The oceans of the world are constantly moving.

Currents of the ocean flow across our planet and distribute heat and impact our weather patterns. You probably knew this already, but, did you know that this force of nature additionally plays a significant role in how marine life travels around our planet?

According to the Executive Director of Jacksonville University Marine Science Research Institute’s, Dr. Quinton White, it’s only one piece of the entire puzzle.

Researchers are watching where the waves of the oceans are traveling to observe shark migrations.

They have built what they refer to as drifters. A drifter is an oceanographic device that floats on the surface of the ocean so researchers can investigate the currents of the ocean as well as other parameters such as salinity or temperature. Satellite typically tracks modern drifters, often through GPS trackers. Drifters often house sensors for measuring other properties of the ocean like wind, pressure, and ocean color. The information obtained through GPS is transmitted through a satellite link. On average, drifters transmit information for around 1 to 1.5 years.

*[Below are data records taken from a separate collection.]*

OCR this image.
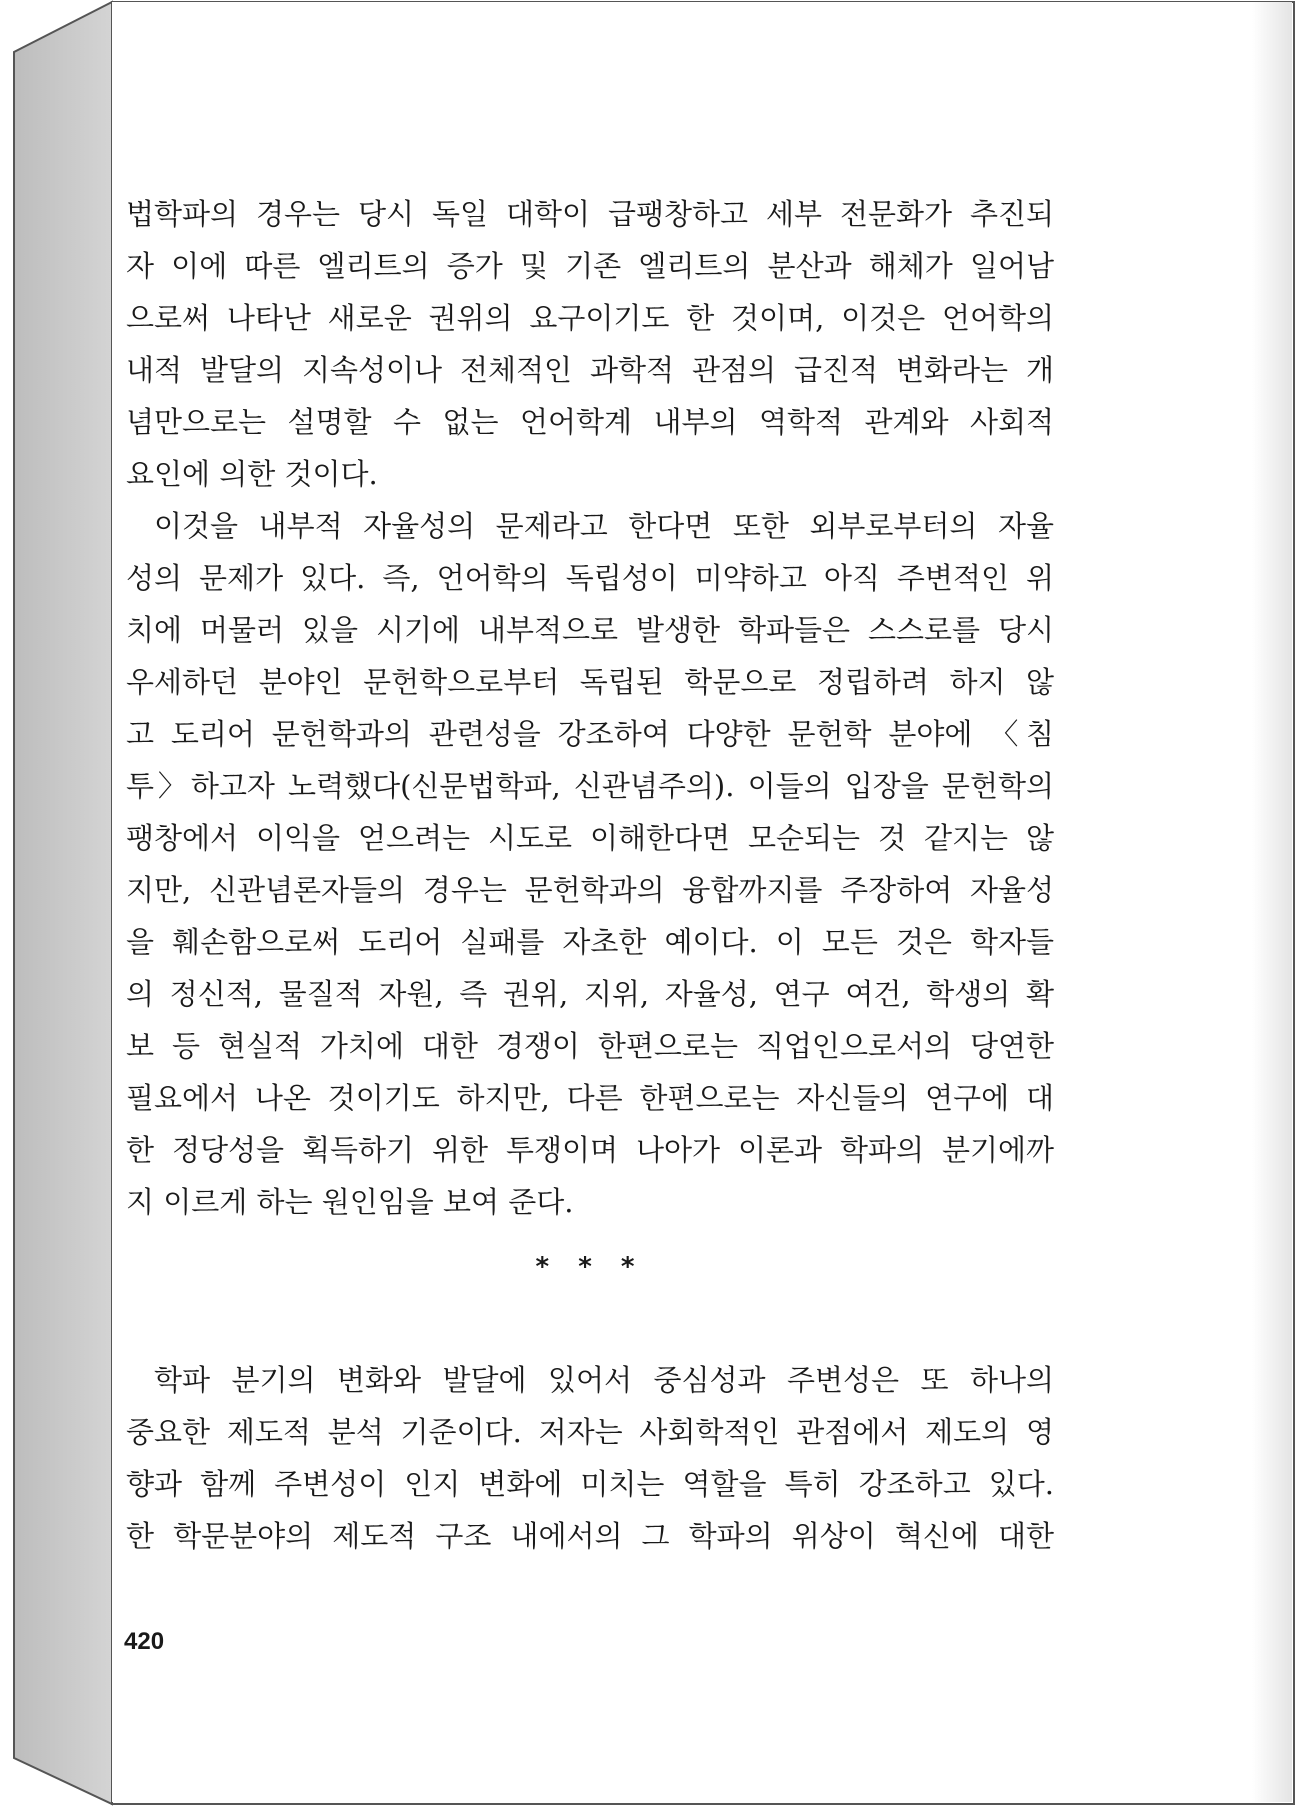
법학파의 경우는 당시 독일 대학이 급팽창하고 세부 전문화가 추진되
자 이에 따른 엘리트의 증가 및 기존 엘리트의 분산과 해체가 일어남
으로써 나타난 새로운 권위의 요구이기도 한 것이며, 이것은 언어학의
내적 발달의 지속성이나 전체적인 과학적 관점의 급진적 변화라는 개
념만으로는 설명할 수 없는 언어학계 내부의 역학적 관계와 사회적
요인에 의한 것이다.
이것을 내부적 자율성의 문제라고 한다면 또한 외부로부터의 자율
성의 문제가 있다. 즉, 언어학의 독립성이 미약하고 아직 주변적인 위
치에 머물러 있을 시기에 내부적으로 발생한 학파들은 스스로를 당시
우세하던 분야인 문헌학으로부터 독립된 학문으로 정립하려 하지 않
고 도리어 문헌학과의 관련성을 강조하여 다양한 문헌학 분야에 〈침
투〉하고자 노력했다(신문법학파, 신관념주의). 이들의 입장을 문헌학의
팽창에서 이익을 얻으려는 시도로 이해한다면 모순되는 것 같지는 않
지만, 신관념론자들의 경우는 문헌학과의 융합까지를 주장하여 자율성
을 훼손함으로써 도리어 실패를 자초한 예이다. 이 모든 것은 학자들
의 정신적, 물질적 자원, 즉 권위, 지위, 자율성, 연구 여건, 학생의 확
보 등 현실적 가치에 대한 경쟁이 한편으로는 직업인으로서의 당연한
필요에서 나온 것이기도 하지만, 다른 한편으로는 자신들의 연구에 대
한 정당성을 획득하기 위한 투쟁이며 나아가 이론과 학파의 분기에까
지 이르게 하는 원인임을 보여 준다.
* * *
학파 분기의 변화와 발달에 있어서 중심성과 주변성은 또 하나의
중요한 제도적 분석 기준이다. 저자는 사회학적인 관점에서 제도의 영
향과 함께 주변성이 인지 변화에 미치는 역할을 특히 강조하고 있다.
한 학문분야의 제도적 구조 내에서의 그 학파의 위상이 혁신에 대한
420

The drifters for this project are made from wood, bamboo poles, and bundles of twine. These are all materials that are biodegradable material that researchers will deploy in the ocean to measure the movement of the water.

According to the White, they’re going to take the drifters with the OCEARCH vessel off of Long Island and release them when their tagging sharks to track where the ocean’s currents will take them.

Dr. White hopes that by deploying the drifters in New York, they’ll be able to track them across the Atlantic. They’ve already launched them before off Jacksonville, however, the drifters ended up getting caught in the Gulf Stream and traveled way up to Greenland.

White says that part of what they’re looking for is the way in which the sharks are using the currents. Using the shark tracker, there’s fairly good evidence that the sharks ride the currents because they make sense.

One of the things that the OCEARCH team’s, Chris Fischer has done is gather up and provide the team with a great deal of data on the sharks and what they’re doing and where they are. However, there are still a lot of questions that need to be answered.

These are answers that scientists are trying to hopefully get from the drifters enable for them to solve this shark puzzle.

Once researchers deploy the drifters in August, people will be able to track them in almost real time. Each shark will have a GPS tracking device attached to it, therefore NOAA will be able to log their locations on their website.